In the cloud-native era, where speed, scalability, and automation dominate, Infrastructure as Code (IaC) has emerged as a critical practice for DevOps and platform engineering teams. Tools like Terraform, Pulumi, and OpenTofu allow infrastructure to be defined, versioned, and deployed with the same rigor as application code.
But just like any other code, infrastructure code is prone to security misconfigurations, errors, and vulnerabilities. A single misconfigured security group or publicly accessible storage bucket can result in devastating data breaches. This is where SAST tools for IaC play a vital role.
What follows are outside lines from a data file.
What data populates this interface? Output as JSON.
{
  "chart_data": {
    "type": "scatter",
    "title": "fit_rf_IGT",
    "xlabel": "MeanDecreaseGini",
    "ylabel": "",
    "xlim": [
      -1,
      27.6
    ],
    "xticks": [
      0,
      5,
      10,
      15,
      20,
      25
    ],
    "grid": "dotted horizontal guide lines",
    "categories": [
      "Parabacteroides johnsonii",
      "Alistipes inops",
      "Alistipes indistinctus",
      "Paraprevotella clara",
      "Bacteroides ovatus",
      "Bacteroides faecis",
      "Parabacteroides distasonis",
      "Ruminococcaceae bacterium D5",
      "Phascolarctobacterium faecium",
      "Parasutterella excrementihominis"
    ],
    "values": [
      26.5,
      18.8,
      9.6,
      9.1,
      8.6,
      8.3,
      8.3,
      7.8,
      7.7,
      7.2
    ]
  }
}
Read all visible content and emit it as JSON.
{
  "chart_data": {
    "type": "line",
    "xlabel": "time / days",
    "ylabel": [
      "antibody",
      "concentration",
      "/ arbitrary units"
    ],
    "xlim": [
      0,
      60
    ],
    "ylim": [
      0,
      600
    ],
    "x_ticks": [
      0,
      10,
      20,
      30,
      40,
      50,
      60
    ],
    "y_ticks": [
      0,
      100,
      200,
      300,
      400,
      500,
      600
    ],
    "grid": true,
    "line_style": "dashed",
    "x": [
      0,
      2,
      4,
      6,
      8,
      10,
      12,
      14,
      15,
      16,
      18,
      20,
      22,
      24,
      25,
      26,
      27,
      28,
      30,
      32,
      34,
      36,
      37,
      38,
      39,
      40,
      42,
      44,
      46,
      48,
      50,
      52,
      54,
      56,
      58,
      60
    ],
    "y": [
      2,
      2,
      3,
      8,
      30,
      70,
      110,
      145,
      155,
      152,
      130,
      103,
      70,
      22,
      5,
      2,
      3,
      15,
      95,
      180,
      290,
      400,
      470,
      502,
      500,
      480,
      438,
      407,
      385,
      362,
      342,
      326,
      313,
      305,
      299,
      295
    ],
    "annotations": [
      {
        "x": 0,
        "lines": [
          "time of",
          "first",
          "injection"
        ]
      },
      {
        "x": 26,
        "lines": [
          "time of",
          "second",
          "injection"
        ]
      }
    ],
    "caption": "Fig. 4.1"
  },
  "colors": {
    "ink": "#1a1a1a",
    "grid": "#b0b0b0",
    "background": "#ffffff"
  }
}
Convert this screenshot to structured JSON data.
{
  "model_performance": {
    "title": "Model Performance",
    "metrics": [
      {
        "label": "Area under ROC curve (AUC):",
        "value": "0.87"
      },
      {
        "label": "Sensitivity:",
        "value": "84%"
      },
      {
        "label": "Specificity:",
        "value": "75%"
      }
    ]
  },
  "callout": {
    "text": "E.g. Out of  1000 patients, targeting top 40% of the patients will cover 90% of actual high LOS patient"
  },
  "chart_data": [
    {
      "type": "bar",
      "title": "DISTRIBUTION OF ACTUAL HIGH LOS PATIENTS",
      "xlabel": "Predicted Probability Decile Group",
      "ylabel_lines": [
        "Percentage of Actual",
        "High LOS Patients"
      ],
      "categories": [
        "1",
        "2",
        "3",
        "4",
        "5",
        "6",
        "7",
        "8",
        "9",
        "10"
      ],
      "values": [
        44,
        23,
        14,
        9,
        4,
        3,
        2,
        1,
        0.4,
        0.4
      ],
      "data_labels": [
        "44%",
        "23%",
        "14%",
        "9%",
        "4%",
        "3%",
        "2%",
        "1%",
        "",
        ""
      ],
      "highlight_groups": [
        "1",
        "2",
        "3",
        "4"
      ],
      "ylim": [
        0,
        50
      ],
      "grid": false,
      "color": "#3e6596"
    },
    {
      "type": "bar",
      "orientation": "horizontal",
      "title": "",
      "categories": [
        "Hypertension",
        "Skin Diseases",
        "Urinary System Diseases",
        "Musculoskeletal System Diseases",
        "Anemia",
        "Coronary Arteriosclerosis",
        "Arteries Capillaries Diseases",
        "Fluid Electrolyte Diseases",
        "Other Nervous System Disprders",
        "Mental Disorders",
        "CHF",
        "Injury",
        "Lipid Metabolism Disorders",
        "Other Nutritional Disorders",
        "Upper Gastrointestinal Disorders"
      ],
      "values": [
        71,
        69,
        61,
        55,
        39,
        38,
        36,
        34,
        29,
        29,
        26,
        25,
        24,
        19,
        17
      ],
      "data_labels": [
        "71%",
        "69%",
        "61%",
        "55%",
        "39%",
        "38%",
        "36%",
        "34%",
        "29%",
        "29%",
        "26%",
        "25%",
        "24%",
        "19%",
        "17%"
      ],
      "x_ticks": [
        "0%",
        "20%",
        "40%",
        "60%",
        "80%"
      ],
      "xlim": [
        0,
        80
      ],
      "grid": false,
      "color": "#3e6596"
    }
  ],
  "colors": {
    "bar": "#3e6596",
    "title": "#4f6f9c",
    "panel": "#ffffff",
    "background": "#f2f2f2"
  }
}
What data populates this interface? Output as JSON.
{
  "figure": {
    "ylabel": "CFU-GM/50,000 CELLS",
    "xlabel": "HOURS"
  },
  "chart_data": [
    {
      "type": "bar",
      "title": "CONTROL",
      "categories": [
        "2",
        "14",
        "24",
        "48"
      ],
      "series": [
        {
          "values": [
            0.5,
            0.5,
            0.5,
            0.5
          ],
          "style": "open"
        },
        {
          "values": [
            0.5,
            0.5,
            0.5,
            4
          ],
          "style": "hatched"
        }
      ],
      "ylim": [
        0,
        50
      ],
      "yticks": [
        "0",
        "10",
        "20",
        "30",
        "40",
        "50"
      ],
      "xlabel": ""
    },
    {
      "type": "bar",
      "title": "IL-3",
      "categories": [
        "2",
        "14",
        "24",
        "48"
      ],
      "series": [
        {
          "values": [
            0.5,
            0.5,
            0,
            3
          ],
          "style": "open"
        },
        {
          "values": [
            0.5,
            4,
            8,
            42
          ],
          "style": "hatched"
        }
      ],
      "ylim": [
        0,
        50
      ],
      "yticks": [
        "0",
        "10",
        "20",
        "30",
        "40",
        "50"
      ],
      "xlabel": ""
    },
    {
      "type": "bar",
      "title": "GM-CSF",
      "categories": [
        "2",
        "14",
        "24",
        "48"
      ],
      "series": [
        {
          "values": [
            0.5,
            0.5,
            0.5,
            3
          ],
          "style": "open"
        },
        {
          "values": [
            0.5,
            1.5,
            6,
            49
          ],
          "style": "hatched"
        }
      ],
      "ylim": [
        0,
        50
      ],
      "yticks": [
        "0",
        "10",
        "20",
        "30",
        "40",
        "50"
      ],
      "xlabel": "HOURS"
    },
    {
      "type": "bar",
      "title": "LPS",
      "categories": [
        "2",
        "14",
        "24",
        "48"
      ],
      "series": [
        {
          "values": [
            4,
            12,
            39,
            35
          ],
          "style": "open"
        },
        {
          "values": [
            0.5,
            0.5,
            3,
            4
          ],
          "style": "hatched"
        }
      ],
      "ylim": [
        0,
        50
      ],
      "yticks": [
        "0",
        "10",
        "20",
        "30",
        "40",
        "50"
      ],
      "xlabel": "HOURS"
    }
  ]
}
Among the many open-source tools available, KICS (Keeping Infrastructure as Code Secure) stands out for its breadth of support, ease of use, and community-driven rules engine. In this article, we’ll explore what KICS is, how it works, and how it can be applied to a real-world IaC project to prevent security issues before deployment.
🔍 What is KICS?
KICS is an open-source static code analysis tool developed by Checkmarx for scanning IaC files and detecting security vulnerabilities and misconfigurations. It performs static analysis, meaning it analyzes code without executing it. This makes it fast, safe, and ideal for early development stages.
Supported technologies include:
- ✅ Terraform
- ✅ Pulumi
- ✅ CloudFormation
- ✅ Kubernetes
- ✅ Ansible
- ✅ Dockerfile
- ✅ Azure ARM Templates
With over 1,500+ pre-built security queries, KICS checks for:
- Open ports to the public internet
- Unencrypted storage
- Hardcoded secrets
- Privilege escalation risks
- Misconfigured IAM policies
⚙️ How KICS Works
KICS scans your infrastructure code and compares it to a database of misconfiguration rules written in YAML or JSON. Each finding includes:
- 🔎 Description of the vulnerability
- 🔒 Security context (CIS Benchmarks, etc.)
- 📍 File name and line number
- 🛠️ Suggested remediation
- ⚠️ Severity (Low, Medium, High, Critical)
It runs via:
- Docker (
checkmarx/kics
) - CLI (
kics scan -p ./path
) - GitHub Actions / GitLab / Jenkins
🚧 Example: Terraform Scan
Here's a common misconfiguration in Terraform:
resource "aws_security_group" "open_sg" {
name = "open-sg"
description = "Allow SSH from all"
ingress {
from_port = 22
to_port = 22
protocol = "tcp"
cidr_blocks = ["0.0.0.0/0"]
}
}
Run KICS:
docker run -v $(pwd):/path checkmarx/kics:latest scan -p /path
Output:
[CRITICAL] aws_security_group.open_sg allows 0.0.0.0/0 for SSH
Remediation: Restrict to known IPs only.
CI/CD Integration Example (GitHub Actions)
`name: KICS Scan
on:
push:
branches:
- main
jobs:
kics-scan:
runs-on: ubuntu-latest
steps:
- uses: actions/checkout@v2
- name: Run KICS Scan
uses: checkmarx/kics-action@v1
with:
path: './'
`
📊 Reporting Formats
KICS supports:
JSON: for automation
HTML: for humans
SARIF: for GitHub Advanced Security
Export to your security dashboards or ticket systems easily.
✅ TL;DR:
KICS scans your IaC code (Terraform, Pulumi, K8s, Docker, etc.) for vulnerabilities and misconfigurations. It's open-source, fast, supports CI/CD, and helps you fix issues before deployment. Say goodbye to insecure cloud deployments!